A novel way to design rehabilitation strategies for neuro- visual disorders

Prof. Netta Levin, Dept. of Neurology, Hadassah University Hospital

There is a dramatic high incidence of visual and visual-related disorders in neurologically impaired patients (following traumatic brain injury, cerebral vascular accidents, multiple sclerosis, neurodegenerative diseases, etc.). In fact, visual-perceptual dysfunction is one of the most common devastating residual impairments of head injury. When the visual system is not working properly, there is a wide-ranging impact on our daily living activities. It is important to emphasize that although we are used to think of vision as something we can see, vision also includes how our brains interpret what we see. Unfortunately, despite the fact that almost one-third of patients suffer from visual deficits following brain damage, neuro-visual rehabilitation to compensate for visual field deficits is relatively neglected in the clinical setting. Moreover, programs that address coping with dementia usually concentrate on language, memory and cognitive skills, however often fail to address the deficits experienced by the subset of patients suffering from progressive cortico-visual dysfunction.

Prof. Netta Levin, a Senior Physician in the Department of Neurology, operates a unique Diagnostic and Rehabilitation Clinic dealing with visual disorders of cerebral source, focusing on the visual cortex area to ultimately allow neuro-visual rehabilitation. Prof. Levin and her research team (Drs.
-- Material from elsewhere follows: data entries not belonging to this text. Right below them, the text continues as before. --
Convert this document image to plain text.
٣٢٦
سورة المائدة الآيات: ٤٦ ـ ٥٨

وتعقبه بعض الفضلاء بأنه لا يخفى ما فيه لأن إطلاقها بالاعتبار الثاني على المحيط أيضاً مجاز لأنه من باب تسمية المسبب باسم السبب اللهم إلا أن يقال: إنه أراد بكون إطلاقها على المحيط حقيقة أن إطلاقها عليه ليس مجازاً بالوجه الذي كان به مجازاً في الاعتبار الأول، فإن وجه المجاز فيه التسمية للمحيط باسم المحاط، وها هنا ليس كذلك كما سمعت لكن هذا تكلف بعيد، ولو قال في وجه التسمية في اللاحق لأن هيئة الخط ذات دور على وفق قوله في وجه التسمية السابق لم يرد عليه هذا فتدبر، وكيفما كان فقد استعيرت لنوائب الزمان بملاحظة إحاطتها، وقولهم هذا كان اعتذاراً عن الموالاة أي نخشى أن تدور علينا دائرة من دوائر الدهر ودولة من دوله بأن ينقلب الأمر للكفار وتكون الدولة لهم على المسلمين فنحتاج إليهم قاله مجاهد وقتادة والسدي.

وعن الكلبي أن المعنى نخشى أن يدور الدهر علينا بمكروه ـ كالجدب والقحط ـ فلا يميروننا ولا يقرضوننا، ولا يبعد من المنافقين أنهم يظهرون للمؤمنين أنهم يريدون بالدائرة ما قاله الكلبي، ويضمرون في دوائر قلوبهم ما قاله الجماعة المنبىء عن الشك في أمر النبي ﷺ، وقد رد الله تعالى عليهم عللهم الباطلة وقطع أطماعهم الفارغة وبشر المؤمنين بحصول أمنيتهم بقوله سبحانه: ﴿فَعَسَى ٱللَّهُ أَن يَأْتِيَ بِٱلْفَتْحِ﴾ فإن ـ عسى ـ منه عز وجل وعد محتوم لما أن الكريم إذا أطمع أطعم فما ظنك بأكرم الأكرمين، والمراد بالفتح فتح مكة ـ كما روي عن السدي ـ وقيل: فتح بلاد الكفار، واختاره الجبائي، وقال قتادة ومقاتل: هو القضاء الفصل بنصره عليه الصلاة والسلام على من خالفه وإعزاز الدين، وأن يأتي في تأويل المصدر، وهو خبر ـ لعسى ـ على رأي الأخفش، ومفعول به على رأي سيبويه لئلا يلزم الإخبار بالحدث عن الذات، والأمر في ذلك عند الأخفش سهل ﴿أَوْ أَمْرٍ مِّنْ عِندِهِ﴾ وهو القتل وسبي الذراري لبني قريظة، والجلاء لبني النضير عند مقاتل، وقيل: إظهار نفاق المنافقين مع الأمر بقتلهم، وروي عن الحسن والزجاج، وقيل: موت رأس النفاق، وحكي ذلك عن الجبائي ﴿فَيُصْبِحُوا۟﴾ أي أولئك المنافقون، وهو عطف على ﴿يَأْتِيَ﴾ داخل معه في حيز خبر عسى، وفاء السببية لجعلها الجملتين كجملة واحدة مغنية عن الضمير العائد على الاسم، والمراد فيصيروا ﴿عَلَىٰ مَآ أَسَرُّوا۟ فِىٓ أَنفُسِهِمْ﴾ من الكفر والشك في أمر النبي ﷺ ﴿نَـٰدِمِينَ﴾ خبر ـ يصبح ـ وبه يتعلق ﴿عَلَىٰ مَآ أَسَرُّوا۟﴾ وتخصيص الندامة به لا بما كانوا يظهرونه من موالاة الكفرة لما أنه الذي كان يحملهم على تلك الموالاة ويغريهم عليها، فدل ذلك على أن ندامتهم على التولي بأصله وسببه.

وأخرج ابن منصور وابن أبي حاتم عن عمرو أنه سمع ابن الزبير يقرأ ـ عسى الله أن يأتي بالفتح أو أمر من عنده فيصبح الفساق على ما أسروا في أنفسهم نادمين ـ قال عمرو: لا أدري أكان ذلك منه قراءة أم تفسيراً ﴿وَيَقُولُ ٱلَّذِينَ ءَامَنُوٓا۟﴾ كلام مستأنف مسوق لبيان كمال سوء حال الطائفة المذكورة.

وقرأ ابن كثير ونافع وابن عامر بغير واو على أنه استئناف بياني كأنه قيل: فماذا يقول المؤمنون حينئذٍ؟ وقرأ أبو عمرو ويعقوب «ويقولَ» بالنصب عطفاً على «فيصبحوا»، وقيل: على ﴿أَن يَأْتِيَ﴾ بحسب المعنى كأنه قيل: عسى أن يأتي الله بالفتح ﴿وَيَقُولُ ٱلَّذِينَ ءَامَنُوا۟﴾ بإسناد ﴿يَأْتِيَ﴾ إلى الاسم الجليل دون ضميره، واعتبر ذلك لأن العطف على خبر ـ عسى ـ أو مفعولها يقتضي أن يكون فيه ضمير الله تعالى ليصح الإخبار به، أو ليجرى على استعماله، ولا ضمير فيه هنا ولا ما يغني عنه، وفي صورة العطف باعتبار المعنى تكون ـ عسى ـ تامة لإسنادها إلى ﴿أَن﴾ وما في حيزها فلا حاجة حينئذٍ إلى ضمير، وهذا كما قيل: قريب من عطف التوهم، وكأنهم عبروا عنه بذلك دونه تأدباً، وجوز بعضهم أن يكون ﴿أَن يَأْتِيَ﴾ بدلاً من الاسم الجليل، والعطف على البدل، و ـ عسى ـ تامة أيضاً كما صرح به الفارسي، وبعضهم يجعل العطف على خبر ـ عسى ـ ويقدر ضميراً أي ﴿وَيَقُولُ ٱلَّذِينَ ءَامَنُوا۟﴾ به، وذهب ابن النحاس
Raz, Bick and three Ph.D. candidates) are exploring how the brain compensates for visual damage by using novel imaging methods such as functional MRI (fMRI) and diffusion tensor imaging (DTI). fMRI enables a multisystem view of the brain and measures changes in the brain while different physical and mental tasks are performed. This technology enables the researchers to witness what happens in the visual cortex from the eyes all the way to the visual cortex and be able to map it and pinpoint where the damage is located. Using DTI, the research team track white matter fiber bundles and evaluate their structural integrity. By comparing cohorts of patients and control subjects, they are able to evaluate/diagnose the outcome of localized white matter damage in the entire visual pathway. fMRI and DTI, as well as other neuro-anatomical findings are then compared with patients’ clinical symptoms in order to understand the neuroanatomical basis of the clinical deficit. For instance, Prof. Levin and her research team have recently demonstrated that the impaired motion perception in patients is associated with the level of optic nerve demyelination, a condition that results in damage to the protective covering (myelin sheath) that surrounds nerve fibers in the brain and spinal cord. Demyelination was probably the cause for these temporal deficits in perception.

The brain is extremely plastic (neuroplasticity) and constantly rewires itself as it learns new tasks and adjusts to new situations as has been observed in many different levels of the visual system. With the use of high advanced tools such as fMRI, electro-physiology test and behavioral analysis, Prof. Levin is able to observe and map the residual structures in the visual cortex and reactivate/strengthen them by having patients engage in specialized training. Prof. Levin’s objective is to bridge the gap between research and the clinical setting and to design rehabilitation strategies to encourage recovery of function after different insults to the visual system.

Prof. Netta Levin is a senior physician in the Department of Neurology and leads the clinical service and the research lab in the fMRI Unit at the Hadassah Ein Kerem University Hospital. Prof. Levin graduated from the Hebrew University Medical School and specialized in Neurology. In addition, Prof. Levin holds a Ph.D. degree from the Department of Neurobiology of the Hebrew University. Her doctorate work dealt with brain reorganization following peripheral damages to the visual system. After completing her doctorate, Prof. Levin did her post-doctoratal fellowship at the Department of Psychology, Stanford University, USA, where she specialized in novel functional imaging methods. Upon her return to Israel, she established the Functional Imaging Unit. In addition to her interest in the visual system, Prof. Levin has been working in the field of imaging and functional imaging in a variety of subjects. Her work regarding brain activity in unconscious patients received widespread media attention. Her studies in the field resulted in winning the Excellence in Research at Hadassah Award, the National Multiple Sclerosis Society Research Grant Award and invitations to lecture at international conferences in Israel and abroad.